Romania and Estonia cleared to allocate free EUAs to utilities for 2014

Published 09:18 on April 15, 2015  /  Last updated at 13:48 on November 16, 2015  /  EMEA, EU ETS

Romania and Estonia have been given the green light by the European Commission to hand out a total 13 million free EUAs to their utilities for their 2014 emissions, meaning companies in those countries should be able to use the units to meet the Apr. 30 EU ETS compliance deadline.

Romania and Estonia have been given the green light by the European Commission to hand out a total 13 million free EUAs to their utilities for their 2014 emissions, meaning companies in those countries should be able to use the units to meet the Apr. 30 EU ETS compliance deadline.

The Commission on Tuesday approved Romania to hand out 8.6 million units and Estonia to hand out 4.4 million, it said in an update on its website, meaning those permits could be doled out as soon as today.

Eight mainly eastern European countries can issue annually to their utilities a declining amount of free EUAs between 2013 and 2019 to help avoid electricity price spikes and to modernise their power sectors.
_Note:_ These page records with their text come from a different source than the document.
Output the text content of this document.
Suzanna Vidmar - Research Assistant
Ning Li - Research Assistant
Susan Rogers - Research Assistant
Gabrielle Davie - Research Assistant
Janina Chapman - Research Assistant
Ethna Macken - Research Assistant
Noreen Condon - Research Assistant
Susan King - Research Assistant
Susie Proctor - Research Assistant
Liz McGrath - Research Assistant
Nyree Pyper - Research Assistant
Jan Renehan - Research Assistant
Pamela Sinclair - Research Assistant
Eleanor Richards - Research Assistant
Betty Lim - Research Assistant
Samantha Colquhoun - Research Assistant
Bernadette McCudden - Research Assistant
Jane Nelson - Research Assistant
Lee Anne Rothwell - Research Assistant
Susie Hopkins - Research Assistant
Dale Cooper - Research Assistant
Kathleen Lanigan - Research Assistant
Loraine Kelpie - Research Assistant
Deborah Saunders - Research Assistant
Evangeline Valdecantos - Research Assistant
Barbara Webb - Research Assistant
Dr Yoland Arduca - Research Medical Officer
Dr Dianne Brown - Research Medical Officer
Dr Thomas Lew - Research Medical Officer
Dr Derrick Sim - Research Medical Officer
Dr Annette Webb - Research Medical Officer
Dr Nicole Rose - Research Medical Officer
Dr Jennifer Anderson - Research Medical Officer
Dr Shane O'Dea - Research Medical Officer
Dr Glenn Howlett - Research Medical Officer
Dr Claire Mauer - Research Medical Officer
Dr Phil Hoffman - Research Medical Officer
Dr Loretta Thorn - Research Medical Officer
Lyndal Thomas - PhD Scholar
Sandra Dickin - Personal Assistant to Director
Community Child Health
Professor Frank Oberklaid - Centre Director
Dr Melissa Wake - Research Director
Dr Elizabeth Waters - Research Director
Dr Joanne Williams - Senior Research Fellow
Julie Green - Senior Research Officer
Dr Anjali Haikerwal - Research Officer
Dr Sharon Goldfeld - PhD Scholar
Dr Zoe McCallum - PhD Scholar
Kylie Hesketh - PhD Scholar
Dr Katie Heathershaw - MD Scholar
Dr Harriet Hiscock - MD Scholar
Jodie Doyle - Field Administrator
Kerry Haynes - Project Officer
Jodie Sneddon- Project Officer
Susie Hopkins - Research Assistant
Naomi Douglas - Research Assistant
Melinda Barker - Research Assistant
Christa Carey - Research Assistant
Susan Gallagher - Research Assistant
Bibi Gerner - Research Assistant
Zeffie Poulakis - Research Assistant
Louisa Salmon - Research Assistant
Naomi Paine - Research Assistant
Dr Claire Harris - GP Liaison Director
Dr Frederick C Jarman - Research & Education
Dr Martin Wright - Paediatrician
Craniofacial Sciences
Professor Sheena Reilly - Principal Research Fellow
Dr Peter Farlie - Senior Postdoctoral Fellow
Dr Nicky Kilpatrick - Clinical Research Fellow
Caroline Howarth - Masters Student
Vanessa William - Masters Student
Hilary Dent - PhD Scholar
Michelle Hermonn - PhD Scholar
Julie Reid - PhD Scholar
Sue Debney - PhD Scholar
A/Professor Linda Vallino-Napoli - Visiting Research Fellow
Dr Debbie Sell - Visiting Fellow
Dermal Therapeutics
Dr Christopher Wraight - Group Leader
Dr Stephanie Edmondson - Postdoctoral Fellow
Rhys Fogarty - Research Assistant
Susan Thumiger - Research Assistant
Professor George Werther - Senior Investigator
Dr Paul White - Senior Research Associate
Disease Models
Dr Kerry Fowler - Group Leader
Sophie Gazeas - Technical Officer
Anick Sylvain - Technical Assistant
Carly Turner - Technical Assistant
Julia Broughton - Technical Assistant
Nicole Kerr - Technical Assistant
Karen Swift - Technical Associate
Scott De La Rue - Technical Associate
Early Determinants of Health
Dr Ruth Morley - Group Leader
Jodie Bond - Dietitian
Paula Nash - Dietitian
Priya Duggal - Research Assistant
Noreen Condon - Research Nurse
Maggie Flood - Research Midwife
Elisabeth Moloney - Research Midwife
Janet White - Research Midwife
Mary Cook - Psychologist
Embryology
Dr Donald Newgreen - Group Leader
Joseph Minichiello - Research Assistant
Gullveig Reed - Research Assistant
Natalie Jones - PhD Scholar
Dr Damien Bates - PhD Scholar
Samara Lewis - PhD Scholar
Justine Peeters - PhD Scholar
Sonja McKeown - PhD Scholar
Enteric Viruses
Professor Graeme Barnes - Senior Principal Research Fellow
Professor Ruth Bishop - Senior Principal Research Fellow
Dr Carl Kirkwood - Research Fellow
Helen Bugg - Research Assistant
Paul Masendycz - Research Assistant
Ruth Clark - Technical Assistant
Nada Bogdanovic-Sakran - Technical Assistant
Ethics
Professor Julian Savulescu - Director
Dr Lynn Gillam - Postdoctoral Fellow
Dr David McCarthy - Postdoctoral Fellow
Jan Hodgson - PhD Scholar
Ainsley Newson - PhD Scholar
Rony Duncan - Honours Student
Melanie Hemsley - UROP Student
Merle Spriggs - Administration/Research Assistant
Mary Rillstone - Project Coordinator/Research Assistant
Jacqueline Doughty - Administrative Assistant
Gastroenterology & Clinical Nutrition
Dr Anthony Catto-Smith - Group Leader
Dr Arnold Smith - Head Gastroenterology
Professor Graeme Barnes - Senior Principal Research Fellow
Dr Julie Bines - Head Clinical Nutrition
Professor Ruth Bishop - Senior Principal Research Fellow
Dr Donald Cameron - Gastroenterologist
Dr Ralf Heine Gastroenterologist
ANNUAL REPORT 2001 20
In order to complete these so-called ‘derogation’ allocations, member states must submit a National Allocation Table (NAT) to the European Commission, showing that they have made, or have plans to make, the necessary infrastructure investments.
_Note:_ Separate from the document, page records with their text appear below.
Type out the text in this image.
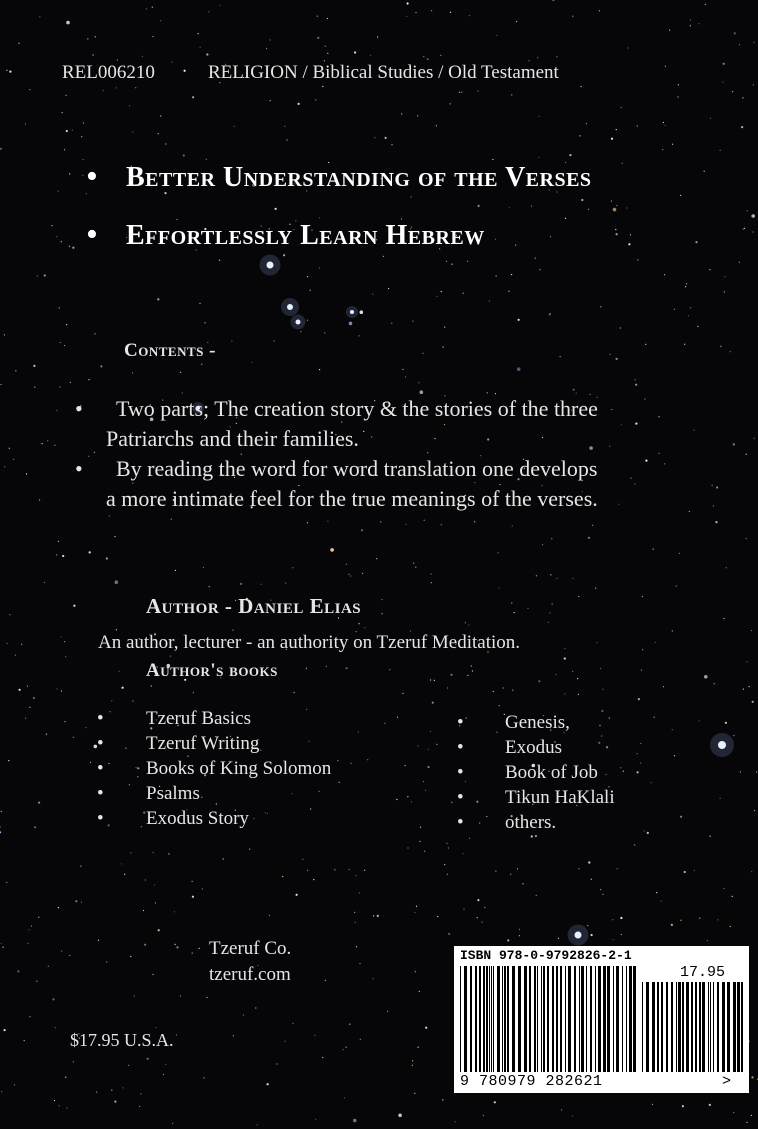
REL006210	RELIGION / Biblical Studies / Old Testament
• Better Understanding of the Verses
• Effortlessly Learn Hebrew
Contents -
• Two parts; The creation story & the stories of the three
Patriarchs and their families.
• By reading the word for word translation one develops
a more intimate feel for the true meanings of the verses.
Author - Daniel Elias
An author, lecturer - an authority on Tzeruf Meditation.
Author's books
• Tzeruf Basics
• Tzeruf Writing
• Books of King Solomon
• Psalms
• Exodus Story
• Genesis,
• Exodus
• Book of Job
• Tikun HaKlali
• others.
Tzeruf Co.
tzeruf.com
$17.95 U.S.A.
ISBN 978-0-9792826-2-1
17.95
9 780979 282621	>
Yesterday’s approval means Bulgaria, Lithuania and Poland are still to be OK’ed to hand out up to 84.4 million EUAs for last year’s emissions, with just two weeks remaining before all companies covered under the EU ETS are due to hand in their permits.

Failure to meet this deadline could force companies to spend millions of euros to buy any required permits at market, or trigger fines in excess of €100/tonne.

One market participant with an eastern European utility earlier this month said that while larger power generators had taken precautions over the past year to stock up on allowances, smaller and medium-sized ones were still at risk of being caught short because they rely on spot permits instead of forward contracts.